Theme: Cyber-Oddness

Well, this is a story. Who hacked the French presidency? The original source of the story is Le Telegramme de Brest, a bit of a surprise but not the first time a really crazy news story got out in the regional press first. It suggests the attack took place at some point during the transition from President Sarkozy to President Hollande, between the 6th and the 15th of May, and the presidential transition was used as a cover story for the clean-up operation.

This piece in L’Express is mostly boilerplate “cyberwar”, but it does give some details of the exploit and points the finger…at the United States. Now, I’ve no idea how they can be so sure, but there is some actual information in there.

Apparently, the exploit consisted of three steps. The first was a version of the now-classic spearphishing attack. Several officials were sent a message on Facebook, presumably crafted for them, inviting them to follow a link, which led to a fake version of their intranet’s login page. This harvested their login credentials. The second step used the logins to deploy the Flame worm to the Elysee’s network. Flame would compromise some of the computers, which could then be searched for interesting information.

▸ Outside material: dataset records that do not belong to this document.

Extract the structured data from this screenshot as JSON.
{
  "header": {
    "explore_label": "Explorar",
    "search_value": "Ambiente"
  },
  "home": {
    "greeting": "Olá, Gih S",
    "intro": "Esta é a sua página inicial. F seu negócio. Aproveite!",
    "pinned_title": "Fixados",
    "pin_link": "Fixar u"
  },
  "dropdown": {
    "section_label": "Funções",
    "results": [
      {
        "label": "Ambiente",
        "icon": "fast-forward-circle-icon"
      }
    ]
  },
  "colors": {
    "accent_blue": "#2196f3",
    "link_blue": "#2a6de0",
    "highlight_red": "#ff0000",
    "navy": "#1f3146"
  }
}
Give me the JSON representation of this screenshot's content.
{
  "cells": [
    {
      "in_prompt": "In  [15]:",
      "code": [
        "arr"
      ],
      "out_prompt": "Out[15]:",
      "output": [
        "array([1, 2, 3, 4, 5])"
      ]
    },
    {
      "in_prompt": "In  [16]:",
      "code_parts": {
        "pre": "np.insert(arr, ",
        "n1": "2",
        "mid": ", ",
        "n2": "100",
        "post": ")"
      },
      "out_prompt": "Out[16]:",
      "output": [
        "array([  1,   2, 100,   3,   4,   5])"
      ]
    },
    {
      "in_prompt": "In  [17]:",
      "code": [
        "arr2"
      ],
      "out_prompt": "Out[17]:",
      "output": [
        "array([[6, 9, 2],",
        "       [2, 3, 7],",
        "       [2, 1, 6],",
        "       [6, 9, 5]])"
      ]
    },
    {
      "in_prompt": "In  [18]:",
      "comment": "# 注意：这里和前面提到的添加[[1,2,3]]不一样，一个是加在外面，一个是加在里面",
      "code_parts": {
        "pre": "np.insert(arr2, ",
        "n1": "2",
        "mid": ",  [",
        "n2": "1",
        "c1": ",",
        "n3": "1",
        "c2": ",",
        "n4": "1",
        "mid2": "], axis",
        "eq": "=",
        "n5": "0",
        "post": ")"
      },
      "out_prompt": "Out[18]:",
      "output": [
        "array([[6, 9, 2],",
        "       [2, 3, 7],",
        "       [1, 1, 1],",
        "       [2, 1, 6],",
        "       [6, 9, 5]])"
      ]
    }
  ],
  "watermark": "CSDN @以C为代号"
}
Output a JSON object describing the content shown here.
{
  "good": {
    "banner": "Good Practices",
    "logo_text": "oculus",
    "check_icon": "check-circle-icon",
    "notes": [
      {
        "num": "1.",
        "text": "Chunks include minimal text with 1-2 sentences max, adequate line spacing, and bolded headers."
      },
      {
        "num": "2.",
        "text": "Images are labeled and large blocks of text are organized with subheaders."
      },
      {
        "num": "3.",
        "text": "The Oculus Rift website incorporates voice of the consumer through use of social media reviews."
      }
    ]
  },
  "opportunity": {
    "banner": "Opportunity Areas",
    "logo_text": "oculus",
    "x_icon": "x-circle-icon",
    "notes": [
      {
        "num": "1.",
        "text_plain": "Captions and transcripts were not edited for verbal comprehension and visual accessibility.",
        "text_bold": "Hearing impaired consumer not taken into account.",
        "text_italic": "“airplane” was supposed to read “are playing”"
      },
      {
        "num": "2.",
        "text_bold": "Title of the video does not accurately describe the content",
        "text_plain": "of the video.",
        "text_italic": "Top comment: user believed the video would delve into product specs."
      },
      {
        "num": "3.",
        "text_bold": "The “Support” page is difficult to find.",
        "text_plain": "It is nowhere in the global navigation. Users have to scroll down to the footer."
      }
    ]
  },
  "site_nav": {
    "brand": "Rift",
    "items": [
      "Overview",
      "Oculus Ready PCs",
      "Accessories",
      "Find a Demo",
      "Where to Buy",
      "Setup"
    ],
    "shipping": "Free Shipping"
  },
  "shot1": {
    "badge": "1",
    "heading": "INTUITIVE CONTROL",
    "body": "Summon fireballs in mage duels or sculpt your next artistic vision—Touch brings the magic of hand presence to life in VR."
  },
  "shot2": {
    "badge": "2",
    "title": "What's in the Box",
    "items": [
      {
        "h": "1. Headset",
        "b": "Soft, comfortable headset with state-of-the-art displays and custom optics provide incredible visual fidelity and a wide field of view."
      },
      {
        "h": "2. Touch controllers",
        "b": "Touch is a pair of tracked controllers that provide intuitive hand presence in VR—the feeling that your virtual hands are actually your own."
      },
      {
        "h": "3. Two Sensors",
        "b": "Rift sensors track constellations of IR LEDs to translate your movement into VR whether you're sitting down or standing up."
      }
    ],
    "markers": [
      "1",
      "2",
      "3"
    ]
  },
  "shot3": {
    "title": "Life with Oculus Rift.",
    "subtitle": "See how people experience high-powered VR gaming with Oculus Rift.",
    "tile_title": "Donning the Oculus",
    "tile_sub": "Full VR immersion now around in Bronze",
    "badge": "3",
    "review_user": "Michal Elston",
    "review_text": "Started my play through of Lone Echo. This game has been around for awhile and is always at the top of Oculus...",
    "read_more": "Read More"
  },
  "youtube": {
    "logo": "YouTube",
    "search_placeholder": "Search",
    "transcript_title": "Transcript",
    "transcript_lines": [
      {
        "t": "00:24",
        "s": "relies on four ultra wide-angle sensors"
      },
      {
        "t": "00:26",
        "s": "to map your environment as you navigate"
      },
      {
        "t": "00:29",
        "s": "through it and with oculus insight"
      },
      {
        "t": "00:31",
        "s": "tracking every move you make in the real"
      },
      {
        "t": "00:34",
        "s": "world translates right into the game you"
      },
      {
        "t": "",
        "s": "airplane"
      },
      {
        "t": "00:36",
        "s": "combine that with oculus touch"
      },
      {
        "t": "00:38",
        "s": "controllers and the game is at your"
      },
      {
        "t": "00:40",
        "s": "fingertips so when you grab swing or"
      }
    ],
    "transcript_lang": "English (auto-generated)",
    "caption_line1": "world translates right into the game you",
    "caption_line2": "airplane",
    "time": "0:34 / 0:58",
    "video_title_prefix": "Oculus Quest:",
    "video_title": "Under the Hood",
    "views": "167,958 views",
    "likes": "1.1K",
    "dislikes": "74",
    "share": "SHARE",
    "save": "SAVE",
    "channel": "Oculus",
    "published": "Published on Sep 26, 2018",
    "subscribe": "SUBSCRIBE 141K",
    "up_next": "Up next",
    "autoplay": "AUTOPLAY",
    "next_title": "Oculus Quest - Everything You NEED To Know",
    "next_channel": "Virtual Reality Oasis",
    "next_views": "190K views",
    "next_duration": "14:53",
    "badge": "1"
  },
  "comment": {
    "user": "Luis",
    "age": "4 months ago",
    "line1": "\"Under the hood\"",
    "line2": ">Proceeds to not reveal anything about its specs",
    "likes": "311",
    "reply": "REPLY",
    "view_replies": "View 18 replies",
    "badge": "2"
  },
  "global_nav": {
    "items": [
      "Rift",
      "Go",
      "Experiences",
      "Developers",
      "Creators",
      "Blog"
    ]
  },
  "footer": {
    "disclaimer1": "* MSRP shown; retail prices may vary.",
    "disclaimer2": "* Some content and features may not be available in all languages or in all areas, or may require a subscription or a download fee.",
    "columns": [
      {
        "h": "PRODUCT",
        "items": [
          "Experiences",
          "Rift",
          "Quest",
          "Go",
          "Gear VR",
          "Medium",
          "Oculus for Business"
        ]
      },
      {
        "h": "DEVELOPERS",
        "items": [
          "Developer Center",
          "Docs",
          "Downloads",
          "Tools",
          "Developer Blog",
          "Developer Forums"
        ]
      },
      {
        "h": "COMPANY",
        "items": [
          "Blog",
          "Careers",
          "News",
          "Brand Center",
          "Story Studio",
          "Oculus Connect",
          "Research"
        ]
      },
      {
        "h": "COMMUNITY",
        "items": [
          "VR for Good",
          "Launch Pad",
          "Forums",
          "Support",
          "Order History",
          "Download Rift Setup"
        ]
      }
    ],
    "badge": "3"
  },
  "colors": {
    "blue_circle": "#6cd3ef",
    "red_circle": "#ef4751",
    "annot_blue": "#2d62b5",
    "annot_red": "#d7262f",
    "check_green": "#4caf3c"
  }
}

The reasoning is, apparently, that Flame was based on Stuxnet and everyone knows Stuxnet was the Israelis and therefore that’s the same as the Americans. I paraphrase a bit. I would argue that, based on what we actually know, it’s a best-of-breed solution, with one element (the spear-phishing) that is stereotypically associated with the Chinese (like so), and another (the code from Stuxnet) that originates with someone who doesn’t like the Iranians, and further work (the development from Stuxnet to Flame) from a third party.

This is completely normal for malware development, as it is for real viruses (how long before we start talking about “genetic” viruses to force the distinction?), and this is why “attribution” is difficult. Oh yes, and don’t distribute links to documents inside the firewall on Facebook!

Meanwhile, it seems someone nicked the entire Greek ID card database, near enough, and then there was the whole crazy-weird GPS timing/NTP bug incident, where the stratum 1 time sources run by the US Naval Observatory (yeah, where Dick Cheney used to live) stopped working, as did time.microsoft.com and NIST’s time source, and NTP servers reacted weirdly differently from the way they’re meant to, and for a while the NIST GPS archive didn’t show any data.